Remarks on Fernanda Nicola & Günter Frankenberg, Comparative Law: Introduction to a Critical Practice

[Editor’s note: this is the second of three posts, parts of a mini-symposium on Fernanda G. Nicola’s and Günter Frankenberg’s book Comparative Law, Introduction to a Critical Practice (Edward Elgar, 2024)]

This welcome contribution to comparative law literature is both nuanced enough to be of interest to scholars, and basic enough to be used as a teaching tool in the classroom. The authors critique comparative law practice as they proceed to conduct it on their own, both by introducing their recommended socio-political-legal analysis and then by applying it to concrete problems which students are asked to solve. 

The political and cultural underpinnings of comparative law are never far from the authors’ analysis as they seek to situate the act of comparison in its time and place. They also emphasize the importance of historical context as well as of language, recalling the inextricable links between language, text and culture in law.

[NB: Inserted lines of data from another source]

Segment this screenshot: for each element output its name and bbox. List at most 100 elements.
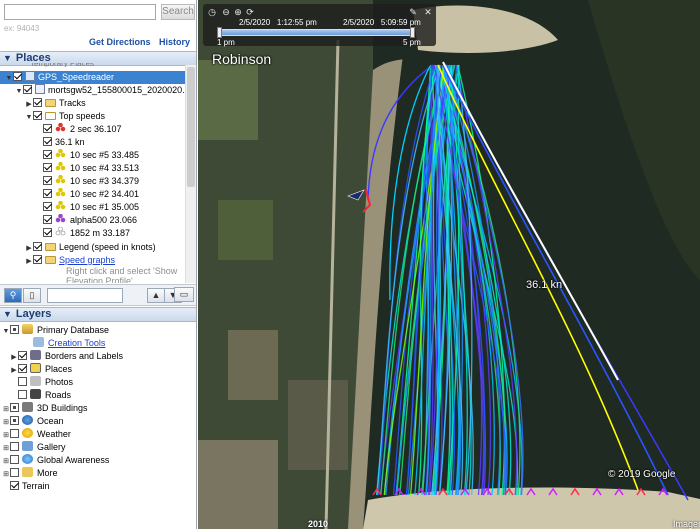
get-directions-link[interactable]: Get Directions bbox=[89, 37, 151, 47]
checkbox[interactable] bbox=[43, 150, 52, 159]
layer-item-3d-buildings[interactable]: ⊞ 3D Buildings bbox=[0, 402, 88, 415]
tree-item-10sec-3[interactable]: 10 sec #3 34.379 bbox=[0, 175, 139, 188]
field-patch bbox=[288, 380, 348, 470]
tree-item-2sec[interactable]: 2 sec 36.107 bbox=[0, 123, 122, 136]
tree-item-10sec-2[interactable]: 10 sec #2 34.401 bbox=[0, 188, 139, 201]
imagery-credit: Imager bbox=[673, 519, 700, 529]
move-up-button[interactable]: ▲ bbox=[147, 288, 165, 303]
magnifier-icon: ⚲ bbox=[9, 290, 17, 300]
end-handle[interactable] bbox=[410, 27, 415, 38]
layer-item-places[interactable]: ▶ Places bbox=[0, 363, 72, 376]
repeat-icon[interactable]: ⟳ bbox=[245, 7, 255, 17]
collapse-triangle-icon: ▼ bbox=[3, 309, 12, 319]
tree-item-alpha500[interactable]: alpha500 23.066 bbox=[0, 214, 137, 227]
layer-item-creation-tools[interactable]: Creation Tools bbox=[0, 337, 105, 350]
field-patch bbox=[198, 440, 278, 529]
checkbox[interactable] bbox=[10, 455, 19, 464]
checkbox[interactable] bbox=[18, 351, 27, 360]
history-link[interactable]: History bbox=[159, 37, 190, 47]
folder-icon bbox=[45, 243, 56, 251]
kml-file-icon bbox=[25, 71, 35, 81]
map-view[interactable]: ◷ ⊖ ⊕ ⟳ ✎ ✕ 2/5/2020 1:12:55 pm 2/5/2020… bbox=[198, 0, 700, 529]
toolbar-field[interactable] bbox=[47, 288, 123, 303]
layer-item-photos[interactable]: Photos bbox=[0, 376, 73, 389]
layer-item-gallery[interactable]: ⊞ Gallery bbox=[0, 441, 66, 454]
places-scrollbar[interactable] bbox=[185, 65, 196, 283]
satellite-imagery bbox=[198, 0, 700, 529]
checkbox[interactable] bbox=[43, 202, 52, 211]
checkbox[interactable] bbox=[10, 403, 19, 412]
search-panel-button[interactable]: ⚲ bbox=[4, 288, 22, 303]
checkbox[interactable] bbox=[23, 85, 32, 94]
road-icon bbox=[30, 389, 41, 399]
tree-item-legend[interactable]: ▶ Legend (speed in knots) bbox=[0, 241, 156, 254]
folder-menu-button[interactable]: ▭ bbox=[174, 287, 194, 302]
checkbox[interactable] bbox=[10, 442, 19, 451]
layers-tree: ▼ Primary Database Creation Tools ▶ Border… bbox=[0, 322, 196, 529]
purple-dots-icon bbox=[55, 214, 67, 224]
tree-item-10sec-5[interactable]: 10 sec #5 33.485 bbox=[0, 149, 139, 162]
time-slider[interactable]: ◷ ⊖ ⊕ ⟳ ✎ ✕ 2/5/2020 1:12:55 pm 2/5/2020… bbox=[203, 4, 436, 47]
checkbox[interactable] bbox=[43, 215, 52, 224]
checkbox[interactable] bbox=[13, 72, 22, 81]
folder-icon bbox=[45, 256, 56, 264]
search-links: Get Directions History bbox=[83, 37, 190, 47]
checkbox[interactable] bbox=[33, 111, 42, 120]
checkbox[interactable] bbox=[43, 189, 52, 198]
copyright: © 2019 Google bbox=[608, 469, 676, 480]
search-hint: ex: 94043 bbox=[4, 24, 40, 33]
layer-item-ocean[interactable]: ⊞ Ocean bbox=[0, 415, 64, 428]
layer-item-weather[interactable]: ⊞ Weather bbox=[0, 428, 71, 441]
layer-item-terrain[interactable]: Terrain bbox=[0, 480, 50, 493]
sidebar-toggle-button[interactable]: ▯ bbox=[23, 288, 41, 303]
layer-item-more[interactable]: ⊞ More bbox=[0, 467, 58, 480]
checkbox[interactable] bbox=[10, 468, 19, 477]
tree-item-gps-speedreader[interactable]: ▼ GPS_Speedreader bbox=[0, 71, 185, 84]
checkbox[interactable] bbox=[43, 163, 52, 172]
open-folder-icon bbox=[45, 112, 56, 120]
place-label: Robinson bbox=[212, 51, 272, 67]
checkbox[interactable] bbox=[33, 98, 42, 107]
tree-item-track-file[interactable]: ▼ mortsgw52_155800015_2020020... bbox=[0, 84, 185, 97]
checkbox[interactable] bbox=[33, 255, 42, 264]
panel-icon: ▯ bbox=[29, 290, 35, 300]
tree-item-36kn[interactable]: 36.1 kn bbox=[0, 136, 85, 149]
checkbox[interactable] bbox=[33, 242, 42, 251]
layers-header[interactable]: ▼ Layers bbox=[0, 307, 196, 322]
start-handle[interactable] bbox=[217, 27, 222, 38]
layer-item-borders[interactable]: ▶ Borders and Labels bbox=[0, 350, 123, 363]
checkbox[interactable] bbox=[10, 416, 19, 425]
tree-item-10sec-4[interactable]: 10 sec #4 33.513 bbox=[0, 162, 139, 175]
search-button[interactable]: Search bbox=[161, 4, 195, 20]
tree-item-10sec-1[interactable]: 10 sec #1 35.005 bbox=[0, 201, 139, 214]
checkbox[interactable] bbox=[43, 137, 52, 146]
scrollbar-thumb[interactable] bbox=[187, 67, 195, 187]
places-tree: ▼ GPS_Speedreader ▼ mortsgw52_155800015_20… bbox=[0, 65, 185, 283]
yellow-dots-icon bbox=[55, 201, 67, 211]
checkbox[interactable] bbox=[18, 364, 27, 373]
time-range-track[interactable] bbox=[219, 29, 413, 36]
tree-item-tracks[interactable]: ▶ Tracks bbox=[0, 97, 86, 110]
folder-icon bbox=[45, 99, 56, 107]
checkbox[interactable] bbox=[10, 325, 19, 334]
checkbox[interactable] bbox=[18, 377, 27, 386]
checkbox[interactable] bbox=[43, 228, 52, 237]
checkbox[interactable] bbox=[18, 390, 27, 399]
zoom-out-icon[interactable]: ⊖ bbox=[221, 7, 231, 17]
layer-item-roads[interactable]: Roads bbox=[0, 389, 71, 402]
wrench-icon[interactable]: ✎ bbox=[408, 7, 418, 17]
close-icon[interactable]: ✕ bbox=[423, 7, 433, 17]
layer-item-primary-database[interactable]: ▼ Primary Database bbox=[0, 324, 109, 337]
checkbox[interactable] bbox=[43, 124, 52, 133]
checkbox[interactable] bbox=[10, 481, 19, 490]
zoom-in-icon[interactable]: ⊕ bbox=[233, 7, 243, 17]
tree-item-top-speeds[interactable]: ▼ Top speeds bbox=[0, 110, 105, 123]
checkbox[interactable] bbox=[43, 176, 52, 185]
imagery-year: 2010 bbox=[308, 519, 329, 529]
clock-icon[interactable]: ◷ bbox=[207, 7, 217, 17]
end-datetime: 2/5/2020 5:09:59 pm bbox=[343, 18, 421, 27]
search-input[interactable] bbox=[4, 4, 156, 20]
layer-item-global-awareness[interactable]: ⊞ Global Awareness bbox=[0, 454, 109, 467]
tree-item-1852m[interactable]: 1852 m 33.187 bbox=[0, 227, 130, 240]
checkbox[interactable] bbox=[10, 429, 19, 438]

The book extends concepts such as the above which have been part of the comparative canon for some decades by placing them in a contemporary setting:  e.g., “Globalization IKEA-style,” and by devoting space to often neglected areas of the world such as African systems of land registry.

After comparing contract law in the United States, France and Germany, and exploring traditional comparative law theories of convergence and divergence, the authors suggest another kind of convergence by positing that today’s standardization of contracts and global supply chains across systems call all individual contractual choice and autonomy into question. 

The book is so rich that omissions are inevitable. The authors’ critique of law and economics when discussing contract law might have mentioned the field of behavioral law and economics, which today has modified the field. One might also disagree with the authors’ take on tort law where they emphasize that civilian tort law is principle-based by being founded on the French Civil Code, while common-law tort law, being writ-based, is founded on many causes of action. One might, however, see the salient feature of common-law tort law as being the least statute-based area of the common law, and, in that sense, as the most precedent-based. The latter may seem a more important trait as one considers the civil- common-law tort law divide.

The authors’ contemporary comparative law example of constitutional law deals with Islamic veiling. Four cases are set forth, one from England, one from the U.S., one from the European Court of Human Rights, and one from Kenya, each setting forth different reasoning. Each of these cases presents very interesting room for analysis and contrast. Some of the authors’ conclusions do not appear to be substantiated by the evidence they provide, however, although many of their comments are insightful.

In the final chapter, Comparing legal histories, the authors examine what nations accept as being legal sources. They offer as a concrete problem a case in which Canada dealt with  territorial claims of two hereditary indigenous chiefs. In this case, a performance such as a song or a dance was accepted as valid evidence. 

Throughout this erudite book, the authors have juxtaposed comparative law’s canon with their own original critique. They have offered considerable theory in a work that will be of interest to comparative law scholars just as much as it will be of use to students.